Kelompok Pecinta Alam Tasikmalaya Harus Bangkit

  • Whatsapp
pecinta alam tasikmalaya
SALAH seorang pemateri berbicara pada kegiatan ngobrol pintar (Ngopi) Petualang yang digelar atas inisiasi Wanapala dan Disporabudpar Kota Tasikmalaya, di Ruang Ide, Selasa (12/10).*

Tasikmalaya – Realisasi nilai-nilai kebersamaan dan saling tolong menolong para anggota kelompok pecinta alam di Tasikmalaya harus terus diperkuat.

Hal itu penting agar banyaknya kelompok pecinta alam (KPA) yang tersebar di kota santri bisa memberi kontribusi dalam menjawab persoalan persoalan, termasuk kebencanaan yang potensi datang setiap saat.

Bacaan Lainnya

Menurut¬† R. Diana “Ogut”, salah seorang perintis Forum Pecinta Alam Tasikmalaya (FKPAT), para anggota KPA sejatinya bisa menjadi amunisi handal untuk menjawabnya.

Karena selain karena mental mereka teruji, sebagian besar dari mereka dibekali kemampuan dalam penanggulangan bencana,  sehingga ada beberapa anggota KPA direkrut jadi personil BPBD.

“Sayang setelah ada BPBD serta Pandemi, banyak anggota KPA seperti tiarap dan cenderung mempercayakan penanganan sejumlah bencana kepada keberadaan institusi negara itu , ” ujarnya pada acara ngobrol pintar (Ngopi) Petualang yang digelar atas inisiasi Wanapala dan Disporabudpar Kota Tasikmalaya, di Ruang Ide Kota Tasikmalaya, Selasa (12/10).

Acara turut diisi dengan penggalangan dana untuk Kang Rian Brutus dan Komeng yang sedang terbaring sakit.  Kegiatan juga turut diisi dengan penampilan Cleopatra Band.

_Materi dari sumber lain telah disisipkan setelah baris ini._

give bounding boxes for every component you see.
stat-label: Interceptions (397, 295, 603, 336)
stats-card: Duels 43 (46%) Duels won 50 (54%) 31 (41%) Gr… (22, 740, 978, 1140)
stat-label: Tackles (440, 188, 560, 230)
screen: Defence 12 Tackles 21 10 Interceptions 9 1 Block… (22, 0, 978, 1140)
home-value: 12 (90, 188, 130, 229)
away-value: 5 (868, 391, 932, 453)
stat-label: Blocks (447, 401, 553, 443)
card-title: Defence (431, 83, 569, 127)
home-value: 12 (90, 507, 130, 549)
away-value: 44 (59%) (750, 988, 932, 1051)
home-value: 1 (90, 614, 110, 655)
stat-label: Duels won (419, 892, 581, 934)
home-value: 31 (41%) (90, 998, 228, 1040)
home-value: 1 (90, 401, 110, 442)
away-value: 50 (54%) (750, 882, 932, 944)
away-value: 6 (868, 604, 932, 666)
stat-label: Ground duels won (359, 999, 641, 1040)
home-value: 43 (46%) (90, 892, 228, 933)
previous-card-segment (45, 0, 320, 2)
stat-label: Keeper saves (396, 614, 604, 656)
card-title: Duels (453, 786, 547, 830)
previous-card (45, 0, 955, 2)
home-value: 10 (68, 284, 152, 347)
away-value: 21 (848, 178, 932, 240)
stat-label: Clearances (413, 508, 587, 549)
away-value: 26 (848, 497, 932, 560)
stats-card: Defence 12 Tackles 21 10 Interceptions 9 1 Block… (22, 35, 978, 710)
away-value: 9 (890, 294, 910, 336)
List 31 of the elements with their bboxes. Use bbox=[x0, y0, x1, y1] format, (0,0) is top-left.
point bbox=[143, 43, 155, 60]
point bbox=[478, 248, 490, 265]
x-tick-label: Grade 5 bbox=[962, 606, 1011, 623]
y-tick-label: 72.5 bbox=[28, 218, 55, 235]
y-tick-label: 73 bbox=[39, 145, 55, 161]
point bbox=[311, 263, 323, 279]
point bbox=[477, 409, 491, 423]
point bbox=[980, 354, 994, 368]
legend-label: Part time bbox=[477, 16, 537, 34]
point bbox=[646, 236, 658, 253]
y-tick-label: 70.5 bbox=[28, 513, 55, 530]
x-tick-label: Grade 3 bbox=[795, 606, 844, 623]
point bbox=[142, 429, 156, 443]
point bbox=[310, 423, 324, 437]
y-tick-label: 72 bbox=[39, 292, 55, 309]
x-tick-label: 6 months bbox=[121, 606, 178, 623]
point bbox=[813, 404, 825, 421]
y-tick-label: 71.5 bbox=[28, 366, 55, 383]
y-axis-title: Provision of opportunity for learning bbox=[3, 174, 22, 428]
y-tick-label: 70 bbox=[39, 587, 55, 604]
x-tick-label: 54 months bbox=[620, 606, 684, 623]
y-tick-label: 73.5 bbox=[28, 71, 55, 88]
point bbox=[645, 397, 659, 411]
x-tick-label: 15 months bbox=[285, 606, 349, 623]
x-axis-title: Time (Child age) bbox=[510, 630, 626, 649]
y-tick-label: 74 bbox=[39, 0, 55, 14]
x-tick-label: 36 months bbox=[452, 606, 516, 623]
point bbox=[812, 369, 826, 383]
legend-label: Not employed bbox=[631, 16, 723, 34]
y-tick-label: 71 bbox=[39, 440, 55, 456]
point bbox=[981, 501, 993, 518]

Maka melalui momentum ini, Diana “Ogut” berharap KPA kembali ke habitatnya sebagai kelompok yang selalu siap dan tanggap dalam membantu persoalan kebencanaan maupun lingkungan tanpa diminta.

Selain Ogut, acara yang dihadiri lebih dari seratus anggota KPA di Tasikmalaya Raya itu menghadirkan para petualang senior seperti Bongkeng (Pendaki Gunung Senior Indonesia), Mamay S Salim (Pemanjat Senior Indonesia), Iwan Irwan Kweceng (Tim 7 Summit Indonesia) dan Tim Eiger Adventure Service Team (EAST Indonesia).

Kweceng sepakat bahwa kebersamaan jadi ruh dari setiap anggota KPA yang harus dipupuk dan dipelihara. Pada dasarnya, ujar dia, ketika kebersamaan sudah terbangun, maka para anggota KPA bisa jadi problem solving bagi pemerintah.

Apalagi wadah berupa FKPAT, sudah lama terbentuk. “Saya yakin setiap anggota KPA dimanapun memiliki jiwa dan semangat kebersamaan dan tidak akan menolak ketika dimintai bantuan,” ujarnya.

Andriyana Bongkeng mengingatkan agar institusi terkait juga diminta proaktif merangkul para KPA agar keberadaan mereka bisa efektif. “Setelah acara ini, idealnya dilanjut dengan pelatihan skill para anggota KPA,” ujarnya.